CONRAD ONYANGO, BIRD
AS leaders make fresh commitments and look to raise more funds to boost tree cover at the COP 26 meeting in Glasgow, Scotland, three Northern Africa countries are leading the continent in ramping up forest cover.
The Food and Agricultural Organisation in its latest report, the Review of forest and landscape restoration in Africa 2021, lists Algeria, Morocco and Tunisia among five countries that have sustained the highest annual increase in forest cover in Africa, over the last five years. The other two are Cape Verde and Djibouti.
“Algeria, Carbo Verde, Djibouti, Morocco and Tunisia also reported an annual expansion of forest cover through afforestation or natural expansion,” says the report.
Between 2015 and 2020, Morocco (11,560 ha per year) came out way on top, followed by Algeria (4,000 ha per year), Tunisia (2,100 ha per year), Carbo Verde (1,120 ha per year) and Djibouti (200 ha per year).
North Africa is dominated by the Sahara Desert, a region where 99 percent is dryland. Only 2 percent of some 725 million hectares is under forest.
Over a 10-year review period, Burundi (85,700 hectares), Morocco (67,920 ha) and Ghana (42,780 ha) topped a separate list – the 10 countries that replanted more overall acreage of destroyed forest ecosystems, between 2010 and 2020. Eswatini (12,130 ha), Rwanda (11,000 ha) and Mauritius (3,800 ha) joined that group, along with Algeria, Cape Verde and Djibouti.
A commitment to increase forest cover through the African Forest Landscape Restoration Initiative (AFR100) – a coalition of 31 African countries – has begun bearing fruits with the report estimating 625.25 million ha of forests were regenerating in Africa and 11.39 million ha had been planted each year by 2020.
“Agroforestry, woodlots and timber plantations each made up about a third of the increase in tree cover in sub-Saharan Africa (700 000 ha) in the 2011–2019 period,” says the report.
The impact of climate change made it difficult for the rising tree cover to offset the rate of forest loss that rose from 3.4 million ha per year in the previous decade, to 3.94 million ha per year.
Restoration efforts are however looking up, with Rwanda, Malawi and Nigeria beginning a new push to mobilise 2 billion dollars to increase forest cover ahead of COP27, which is scheduled to take place in Africa.

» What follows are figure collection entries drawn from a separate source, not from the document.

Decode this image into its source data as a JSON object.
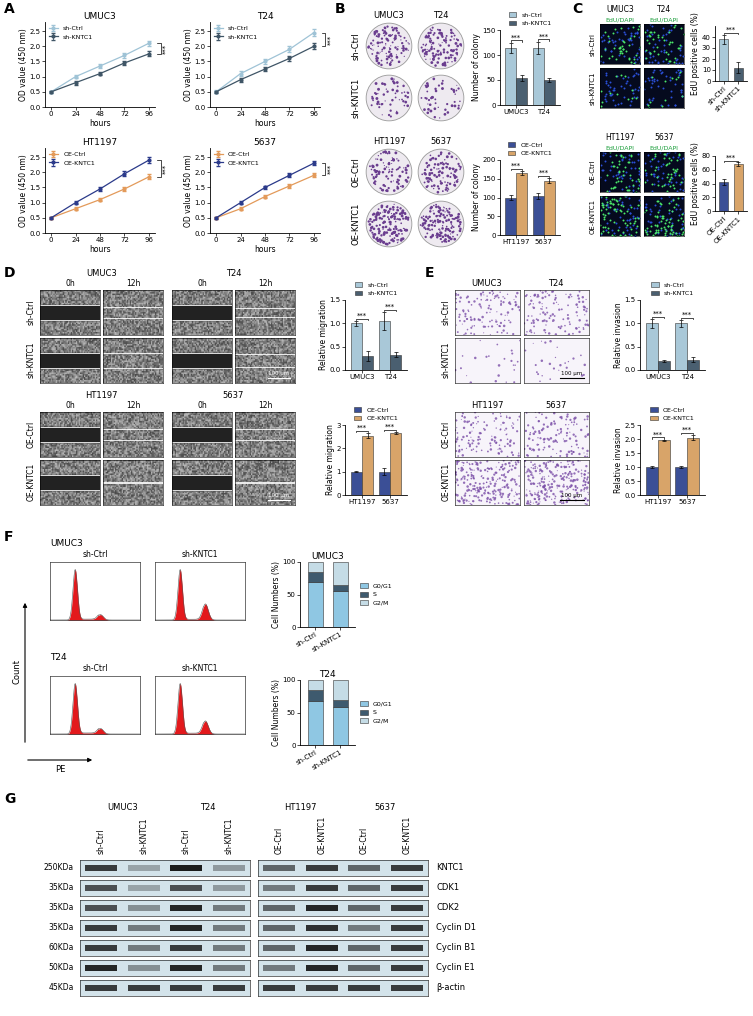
{
  "panel_labels": [
    "A",
    "B",
    "C",
    "D",
    "E",
    "F",
    "G"
  ],
  "chart_data": [
    {
      "type": "line",
      "title": "UMUC3",
      "x_label": "hours",
      "y_label": "OD value (450 nm)",
      "x": [
        0,
        24,
        48,
        72,
        96
      ],
      "xlim": [
        -6,
        102
      ],
      "xticks": [
        0,
        24,
        48,
        72,
        96
      ],
      "ylim": [
        0,
        2.8
      ],
      "yticks": [
        {
          "value": 0,
          "label": "0.0"
        },
        0.5,
        {
          "value": 1,
          "label": "1.0"
        },
        1.5,
        {
          "value": 2,
          "label": "2.0"
        },
        2.5
      ],
      "legend": "upper left",
      "annotations": [
        "***"
      ],
      "series": [
        {
          "name": "sh-Ctrl",
          "color": "#9fc3d6",
          "marker": "o",
          "values": [
            0.5,
            1.0,
            1.35,
            1.7,
            2.1
          ],
          "errors": [
            0.04,
            0.06,
            0.07,
            0.08,
            0.09
          ]
        },
        {
          "name": "sh-KNTC1",
          "color": "#3f5566",
          "marker": "o",
          "values": [
            0.5,
            0.8,
            1.1,
            1.45,
            1.75
          ],
          "errors": [
            0.04,
            0.06,
            0.06,
            0.07,
            0.08
          ]
        }
      ]
    },
    {
      "type": "line",
      "title": "T24",
      "x_label": "hours",
      "y_label": "OD value (450 nm)",
      "x": [
        0,
        24,
        48,
        72,
        96
      ],
      "xlim": [
        -6,
        102
      ],
      "xticks": [
        0,
        24,
        48,
        72,
        96
      ],
      "ylim": [
        0,
        2.8
      ],
      "yticks": [
        {
          "value": 0,
          "label": "0.0"
        },
        0.5,
        {
          "value": 1,
          "label": "1.0"
        },
        1.5,
        {
          "value": 2,
          "label": "2.0"
        },
        2.5
      ],
      "legend": "upper left",
      "annotations": [
        "***"
      ],
      "series": [
        {
          "name": "sh-Ctrl",
          "color": "#9fc3d6",
          "marker": "o",
          "values": [
            0.5,
            1.1,
            1.5,
            1.9,
            2.45
          ],
          "errors": [
            0.05,
            0.08,
            0.09,
            0.1,
            0.12
          ]
        },
        {
          "name": "sh-KNTC1",
          "color": "#3f5566",
          "marker": "o",
          "values": [
            0.5,
            0.9,
            1.25,
            1.6,
            2.0
          ],
          "errors": [
            0.04,
            0.07,
            0.08,
            0.08,
            0.1
          ]
        }
      ]
    },
    {
      "type": "line",
      "title": "HT1197",
      "x_label": "hours",
      "y_label": "OD value (450 nm)",
      "x": [
        0,
        24,
        48,
        72,
        96
      ],
      "xlim": [
        -6,
        102
      ],
      "xticks": [
        0,
        24,
        48,
        72,
        96
      ],
      "ylim": [
        0,
        2.8
      ],
      "yticks": [
        {
          "value": 0,
          "label": "0.0"
        },
        0.5,
        {
          "value": 1,
          "label": "1.0"
        },
        1.5,
        {
          "value": 2,
          "label": "2.0"
        },
        2.5
      ],
      "legend": "upper left",
      "annotations": [
        "***"
      ],
      "series": [
        {
          "name": "OE-Ctrl",
          "color": "#e39a5a",
          "marker": "o",
          "values": [
            0.5,
            0.8,
            1.1,
            1.45,
            1.85
          ],
          "errors": [
            0.04,
            0.05,
            0.06,
            0.07,
            0.08
          ]
        },
        {
          "name": "OE-KNTC1",
          "color": "#2b3a8a",
          "marker": "o",
          "values": [
            0.5,
            1.0,
            1.45,
            1.95,
            2.4
          ],
          "errors": [
            0.04,
            0.06,
            0.07,
            0.08,
            0.1
          ]
        }
      ]
    },
    {
      "type": "line",
      "title": "5637",
      "x_label": "hours",
      "y_label": "OD value (450 nm)",
      "x": [
        0,
        24,
        48,
        72,
        96
      ],
      "xlim": [
        -6,
        102
      ],
      "xticks": [
        0,
        24,
        48,
        72,
        96
      ],
      "ylim": [
        0,
        2.8
      ],
      "yticks": [
        {
          "value": 0,
          "label": "0.0"
        },
        0.5,
        {
          "value": 1,
          "label": "1.0"
        },
        1.5,
        {
          "value": 2,
          "label": "2.0"
        },
        2.5
      ],
      "legend": "upper left",
      "annotations": [
        "***"
      ],
      "series": [
        {
          "name": "OE-Ctrl",
          "color": "#e39a5a",
          "marker": "o",
          "values": [
            0.5,
            0.8,
            1.2,
            1.55,
            1.9
          ],
          "errors": [
            0.04,
            0.05,
            0.06,
            0.06,
            0.07
          ]
        },
        {
          "name": "OE-KNTC1",
          "color": "#2b3a8a",
          "marker": "o",
          "values": [
            0.5,
            1.0,
            1.5,
            1.9,
            2.3
          ],
          "errors": [
            0.04,
            0.05,
            0.06,
            0.07,
            0.06
          ]
        }
      ]
    },
    {
      "type": "bar",
      "y_label": "Number of colony",
      "categories": [
        "UMUC3",
        "T24"
      ],
      "ylim": [
        0,
        150
      ],
      "yticks": [
        0,
        50,
        100,
        150
      ],
      "legend": "top",
      "annotations": [
        "***",
        "***"
      ],
      "series": [
        {
          "name": "sh-Ctrl",
          "color": "#a9c8d8",
          "values": [
            115,
            115
          ],
          "errors": [
            10,
            12
          ]
        },
        {
          "name": "sh-KNTC1",
          "color": "#4a5f70",
          "values": [
            55,
            50
          ],
          "errors": [
            6,
            4
          ]
        }
      ]
    },
    {
      "type": "bar",
      "y_label": "Number of colony",
      "categories": [
        "HT1197",
        "5637"
      ],
      "ylim": [
        0,
        200
      ],
      "yticks": [
        0,
        50,
        100,
        150,
        200
      ],
      "legend": "top",
      "annotations": [
        "***",
        "***"
      ],
      "series": [
        {
          "name": "OE-Ctrl",
          "color": "#3b4f96",
          "values": [
            100,
            105
          ],
          "errors": [
            6,
            8
          ]
        },
        {
          "name": "OE-KNTC1",
          "color": "#d8a469",
          "values": [
            165,
            145
          ],
          "errors": [
            5,
            6
          ]
        }
      ]
    },
    {
      "type": "bar",
      "y_label": "EdU positive cells (%)",
      "categories": [
        "sh-Ctrl",
        "sh-KNTC1"
      ],
      "values": [
        38,
        12
      ],
      "errors": [
        4,
        5
      ],
      "colors": [
        "#a9c8d8",
        "#4a5f70"
      ],
      "ylim": [
        0,
        50
      ],
      "yticks": [
        0,
        10,
        20,
        30,
        40
      ],
      "annotations": [
        "***"
      ]
    },
    {
      "type": "bar",
      "y_label": "EdU positive cells (%)",
      "categories": [
        "OE-Ctrl",
        "OE-KNTC1"
      ],
      "values": [
        42,
        68
      ],
      "errors": [
        4,
        3
      ],
      "colors": [
        "#3b4f96",
        "#d8a469"
      ],
      "ylim": [
        0,
        80
      ],
      "yticks": [
        0,
        20,
        40,
        60,
        80
      ],
      "annotations": [
        "***"
      ]
    },
    {
      "type": "bar",
      "y_label": "Relative migration",
      "categories": [
        "UMUC3",
        "T24"
      ],
      "ylim": [
        0,
        1.5
      ],
      "yticks": [
        {
          "value": 0,
          "label": "0.0"
        },
        0.5,
        {
          "value": 1,
          "label": "1.0"
        },
        1.5
      ],
      "legend": "top",
      "annotations": [
        "***",
        "***"
      ],
      "series": [
        {
          "name": "sh-Ctrl",
          "color": "#a9c8d8",
          "values": [
            1.0,
            1.05
          ],
          "errors": [
            0.05,
            0.2
          ]
        },
        {
          "name": "sh-KNTC1",
          "color": "#4a5f70",
          "values": [
            0.3,
            0.33
          ],
          "errors": [
            0.1,
            0.05
          ]
        }
      ]
    },
    {
      "type": "bar",
      "y_label": "Relative migration",
      "categories": [
        "HT1197",
        "5637"
      ],
      "ylim": [
        0,
        3
      ],
      "yticks": [
        0,
        1,
        2,
        3
      ],
      "legend": "top",
      "annotations": [
        "***",
        "***"
      ],
      "series": [
        {
          "name": "OE-Ctrl",
          "color": "#3b4f96",
          "values": [
            1.0,
            1.0
          ],
          "errors": [
            0.03,
            0.15
          ]
        },
        {
          "name": "OE-KNTC1",
          "color": "#d8a469",
          "values": [
            2.55,
            2.65
          ],
          "errors": [
            0.1,
            0.05
          ]
        }
      ]
    },
    {
      "type": "bar",
      "y_label": "Relative invasion",
      "categories": [
        "UMUC3",
        "T24"
      ],
      "ylim": [
        0,
        1.5
      ],
      "yticks": [
        {
          "value": 0,
          "label": "0.0"
        },
        0.5,
        {
          "value": 1,
          "label": "1.0"
        },
        1.5
      ],
      "legend": "top",
      "annotations": [
        "***",
        "***"
      ],
      "series": [
        {
          "name": "sh-Ctrl",
          "color": "#a9c8d8",
          "values": [
            1.0,
            1.0
          ],
          "errors": [
            0.1,
            0.08
          ]
        },
        {
          "name": "sh-KNTC1",
          "color": "#4a5f70",
          "values": [
            0.2,
            0.22
          ],
          "errors": [
            0.02,
            0.05
          ]
        }
      ]
    },
    {
      "type": "bar",
      "y_label": "Relative invasion",
      "categories": [
        "HT1197",
        "5637"
      ],
      "ylim": [
        0,
        2.5
      ],
      "yticks": [
        {
          "value": 0,
          "label": "0.0"
        },
        0.5,
        {
          "value": 1,
          "label": "1.0"
        },
        1.5,
        {
          "value": 2,
          "label": "2.0"
        },
        2.5
      ],
      "legend": "top",
      "annotations": [
        "***",
        "***"
      ],
      "series": [
        {
          "name": "OE-Ctrl",
          "color": "#3b4f96",
          "values": [
            1.0,
            1.0
          ],
          "errors": [
            0.02,
            0.02
          ]
        },
        {
          "name": "OE-KNTC1",
          "color": "#d8a469",
          "values": [
            1.95,
            2.05
          ],
          "errors": [
            0.03,
            0.1
          ]
        }
      ]
    },
    {
      "type": "bar",
      "stacked": true,
      "title": "UMUC3",
      "y_label": "Cell Numbers (%)",
      "categories": [
        "sh-Ctrl",
        "sh-KNTC1"
      ],
      "ylim": [
        0,
        100
      ],
      "yticks": [
        0,
        50,
        100
      ],
      "legend": "right",
      "series": [
        {
          "name": "G0/G1",
          "color": "#8fc7e3",
          "values": [
            70,
            55
          ]
        },
        {
          "name": "S",
          "color": "#3e5a6e",
          "values": [
            15,
            10
          ]
        },
        {
          "name": "G2/M",
          "color": "#c5dce6",
          "values": [
            15,
            35
          ]
        }
      ]
    },
    {
      "type": "bar",
      "stacked": true,
      "title": "T24",
      "y_label": "Cell Numbers (%)",
      "categories": [
        "sh-Ctrl",
        "sh-KNTC1"
      ],
      "ylim": [
        0,
        100
      ],
      "yticks": [
        0,
        50,
        100
      ],
      "legend": "right",
      "series": [
        {
          "name": "G0/G1",
          "color": "#8fc7e3",
          "values": [
            68,
            58
          ]
        },
        {
          "name": "S",
          "color": "#3e5a6e",
          "values": [
            17,
            12
          ]
        },
        {
          "name": "G2/M",
          "color": "#c5dce6",
          "values": [
            15,
            30
          ]
        }
      ]
    }
  ],
  "colony_images": [
    {
      "columns": [
        "UMUC3",
        "T24"
      ],
      "rows": [
        "sh-Ctrl",
        "sh-KNTC1"
      ]
    },
    {
      "columns": [
        "HT1197",
        "5637"
      ],
      "rows": [
        "OE-Ctrl",
        "OE-KNTC1"
      ]
    }
  ],
  "edu_images": [
    {
      "columns": [
        "UMUC3",
        "T24"
      ],
      "stain": "EdU/DAPI",
      "rows": [
        "sh-Ctrl",
        "sh-KNTC1"
      ]
    },
    {
      "columns": [
        "HT1197",
        "5637"
      ],
      "stain": "EdU/DAPI",
      "rows": [
        "OE-Ctrl",
        "OE-KNTC1"
      ]
    }
  ],
  "wound_images": [
    {
      "columns": [
        "UMUC3",
        "T24"
      ],
      "times": [
        "0h",
        "12h"
      ],
      "rows": [
        "sh-Ctrl",
        "sh-KNTC1"
      ],
      "scale_bar": "100 μm"
    },
    {
      "columns": [
        "HT1197",
        "5637"
      ],
      "times": [
        "0h",
        "12h"
      ],
      "rows": [
        "OE-Ctrl",
        "OE-KNTC1"
      ],
      "scale_bar": "100 μm"
    }
  ],
  "invasion_images": [
    {
      "columns": [
        "UMUC3",
        "T24"
      ],
      "rows": [
        "sh-Ctrl",
        "sh-KNTC1"
      ],
      "scale_bar": "100 μm"
    },
    {
      "columns": [
        "HT1197",
        "5637"
      ],
      "rows": [
        "OE-Ctrl",
        "OE-KNTC1"
      ],
      "scale_bar": "100 μm"
    }
  ],
  "flow_panels": {
    "x_label": "PE",
    "y_label": "Count",
    "groups": [
      {
        "title": "UMUC3",
        "samples": [
          "sh-Ctrl",
          "sh-KNTC1"
        ]
      },
      {
        "title": "T24",
        "samples": [
          "sh-Ctrl",
          "sh-KNTC1"
        ]
      }
    ]
  },
  "western_blot": {
    "cell_lines": [
      "UMUC3",
      "T24",
      "HT1197",
      "5637"
    ],
    "lanes": [
      "sh-Ctrl",
      "sh-KNTC1",
      "sh-Ctrl",
      "sh-KNTC1",
      "OE-Ctrl",
      "OE-KNTC1",
      "OE-Ctrl",
      "OE-KNTC1"
    ],
    "proteins": [
      {
        "size": "250KDa",
        "name": "KNTC1",
        "bands": [
          0.8,
          0.3,
          0.95,
          0.35,
          0.6,
          0.8,
          0.6,
          0.8
        ]
      },
      {
        "size": "35KDa",
        "name": "CDK1",
        "bands": [
          0.7,
          0.3,
          0.7,
          0.35,
          0.5,
          0.8,
          0.6,
          0.8
        ]
      },
      {
        "size": "35KDa",
        "name": "CDK2",
        "bands": [
          0.7,
          0.4,
          0.9,
          0.5,
          0.6,
          0.9,
          0.6,
          0.8
        ]
      },
      {
        "size": "35KDa",
        "name": "Cyclin D1",
        "bands": [
          0.8,
          0.5,
          0.9,
          0.5,
          0.6,
          0.85,
          0.5,
          0.8
        ]
      },
      {
        "size": "60KDa",
        "name": "Cyclin B1",
        "bands": [
          0.8,
          0.5,
          0.8,
          0.5,
          0.6,
          0.9,
          0.6,
          0.8
        ]
      },
      {
        "size": "50KDa",
        "name": "Cyclin E1",
        "bands": [
          0.9,
          0.4,
          0.9,
          0.5,
          0.5,
          0.9,
          0.6,
          0.8
        ]
      },
      {
        "size": "45KDa",
        "name": "β-actin",
        "bands": [
          0.8,
          0.8,
          0.8,
          0.8,
          0.8,
          0.8,
          0.8,
          0.8
        ]
      }
    ]
  }
}
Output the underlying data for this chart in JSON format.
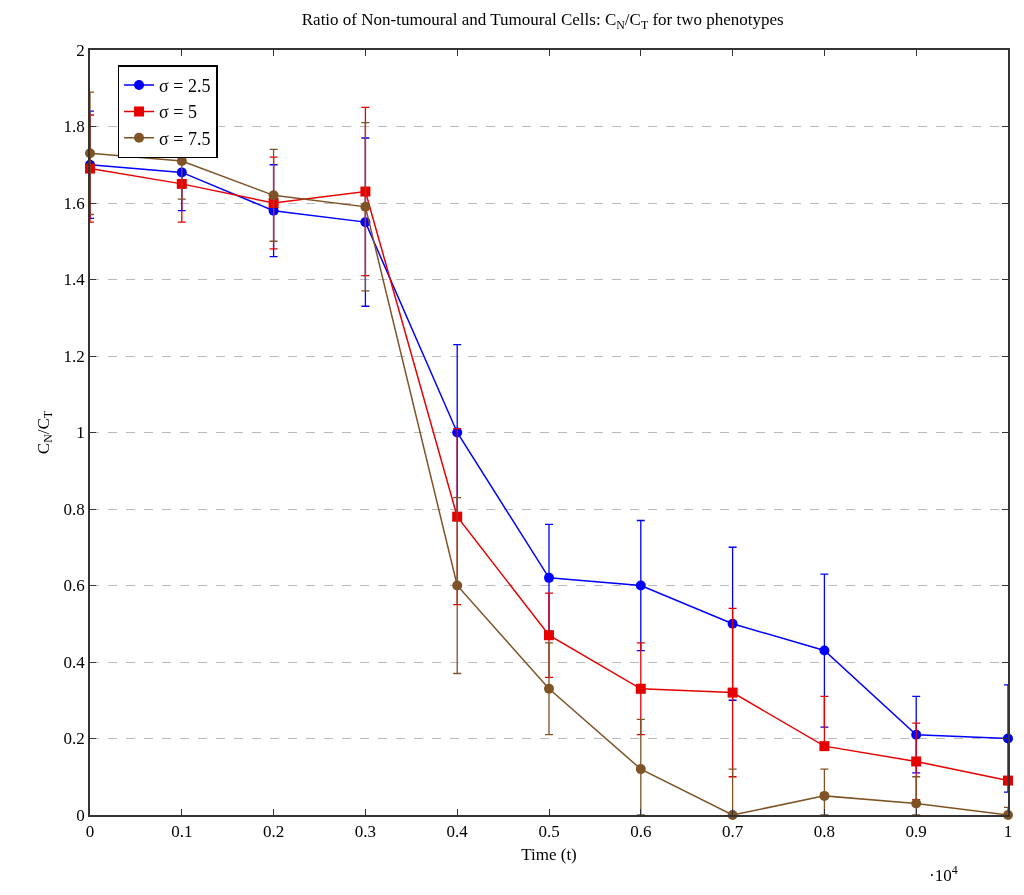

Last week, environment ministers of the three countries – Jeanne d’Arc Mujawamariya of Rwanda, Nancy Tembo of Malawi, and Mohammad Abubakar of Nigeria pledged to scale up the investments in land restoration projects – a move that is seen catalyzing some 15 billion US dollars of funding.
“That larger sum could begin the restoration of a potential 20 million hectares by 2026 and bring an estimated 135 billion US dollars in benefits to 40 million people,” said AFR100 in a statement.
Several donors, including the African Development Bank, the Government of Germany, the Global Environment Facility, the Bezos Earth Fund, the Global EverGreening Alliance, and the Green Climate Fund have backed the investment plan. Thirty-two countries have joined the project and pledged to restore nearly 128 million hectares since COP21 in 2015.